ちょっとした閉塞感のある日々の中で、肩の力を抜いて過ごしたい音楽として、『Wunder』を選んでみる。不思議なノスタルジーにあふれた1枚だ。
Jörg FollertがWunder名義としてリリースしたアルバムは本作のみ。ドイツのKaraoke Kalkから1998年にリリースされ、当レーベルがエレクトロニカの名門となったきっかけともいえる。
アナログな質感の音をサンプリングしたり、生楽器を取り入れたりした牧歌的なエレクトロニカ、いわゆるフォークトロニカ。たとえばMille Plateauxのような電子音を追求するサウンドとは対極のムーブメント。それが生まれる鏑矢になった1枚。
たとえばFour Tetの『Puase』が2001年、múmの「Yesterday Was Dramatic – Today Is OK」が2000年と考えると、1998年の本作はかなり“早い”時期の作品であることはわかるだろう。
本人は「大量のサンプリングで、簡単にできてしまった」と語っており、(もしかすると、その反省からか)その後はWechsel Garland名義などで、より凝ったサウンドプロダクションを披露していく。作者の考えはどうあれ、そういった意味でも、このアルバムの唯一性は高い。
1曲目から、Billie Holidayを大胆に引用した「Look Out For Yourself」。ゆったりはずむようなビートと、漂うようなストリングスの、絶妙な力の抜け具合。続いて、「Brazil」をカバーするというセンスのみずみずしさ。
シンプルなドラムマシーンと、ギター、エレピ、ストリングスの簡素なフレーズ。古いレコードから流れてきそうな数々のサンプリング。確かに、凝りに凝りまくったエディットや、緻密な組み合わせなどは、ここにはない。しかし、この甘ずっぱい音空間はなんなのだろう。
どこかモコッとした、すこし抜けの悪い音作りにも、大いに注目すべきかもしれあい。ローファイさ、というか。これと似たようなサウンドの作品はいくらでもあるように思えて、わりと分離がよかったり、音がツルッとした仕上がりになっていたりする。

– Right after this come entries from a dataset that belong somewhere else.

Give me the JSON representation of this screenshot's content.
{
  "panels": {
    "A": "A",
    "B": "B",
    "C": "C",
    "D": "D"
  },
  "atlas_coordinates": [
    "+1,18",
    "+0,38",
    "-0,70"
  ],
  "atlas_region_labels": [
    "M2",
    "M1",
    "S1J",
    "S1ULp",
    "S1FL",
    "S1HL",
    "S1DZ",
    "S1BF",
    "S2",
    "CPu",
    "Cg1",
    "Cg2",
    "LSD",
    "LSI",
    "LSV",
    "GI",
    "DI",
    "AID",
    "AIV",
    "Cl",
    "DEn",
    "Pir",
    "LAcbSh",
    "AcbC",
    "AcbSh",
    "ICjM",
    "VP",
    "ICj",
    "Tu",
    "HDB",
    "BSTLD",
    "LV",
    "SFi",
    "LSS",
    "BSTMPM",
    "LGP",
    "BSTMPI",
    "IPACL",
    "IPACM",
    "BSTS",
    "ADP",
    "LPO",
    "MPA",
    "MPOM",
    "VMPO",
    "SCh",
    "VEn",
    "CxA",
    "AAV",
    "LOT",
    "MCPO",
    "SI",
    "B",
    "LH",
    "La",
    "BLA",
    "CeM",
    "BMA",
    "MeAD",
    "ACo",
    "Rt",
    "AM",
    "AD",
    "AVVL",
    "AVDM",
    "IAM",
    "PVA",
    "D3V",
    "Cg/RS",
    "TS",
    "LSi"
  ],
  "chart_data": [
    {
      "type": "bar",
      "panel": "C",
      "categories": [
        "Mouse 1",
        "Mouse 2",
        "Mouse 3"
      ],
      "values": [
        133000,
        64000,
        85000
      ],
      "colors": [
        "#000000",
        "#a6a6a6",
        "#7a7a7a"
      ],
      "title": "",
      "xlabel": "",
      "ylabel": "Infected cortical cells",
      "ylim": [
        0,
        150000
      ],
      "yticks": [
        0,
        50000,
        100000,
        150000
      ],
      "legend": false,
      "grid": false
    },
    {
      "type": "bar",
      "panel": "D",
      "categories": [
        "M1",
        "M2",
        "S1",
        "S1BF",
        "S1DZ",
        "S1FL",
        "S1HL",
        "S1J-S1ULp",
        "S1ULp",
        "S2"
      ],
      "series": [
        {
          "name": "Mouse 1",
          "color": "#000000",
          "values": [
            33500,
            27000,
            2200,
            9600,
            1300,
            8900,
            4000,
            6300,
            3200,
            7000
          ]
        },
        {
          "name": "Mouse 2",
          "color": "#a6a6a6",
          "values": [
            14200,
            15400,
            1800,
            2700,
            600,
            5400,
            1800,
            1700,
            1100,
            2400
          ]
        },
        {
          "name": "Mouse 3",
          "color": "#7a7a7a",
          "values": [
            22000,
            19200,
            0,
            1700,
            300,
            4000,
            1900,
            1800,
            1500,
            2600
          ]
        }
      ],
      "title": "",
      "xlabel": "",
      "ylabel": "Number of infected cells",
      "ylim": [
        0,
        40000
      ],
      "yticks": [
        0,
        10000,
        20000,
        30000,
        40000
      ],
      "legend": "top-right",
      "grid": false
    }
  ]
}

このオールドタイミーな雰囲気をもった作品が、本作以前にはありそうでなかったし、そのあとも、意外なほど出てこなかった。
フォークトロニカというジャンルの、初期の傑作であるばかりか、いまなおユニークな存在。
こんな夢見るようなサウンドが、ポンと出てきたのは、ちょっとした奇跡なのだと思う。どうにも仕事がはかどらない昼下がりあたりに、そっと流してみてほしい。
「懐かしい」という感情を揺らすエレメントが、こんなに詰まったアルバムも、そうあるものではないのだから。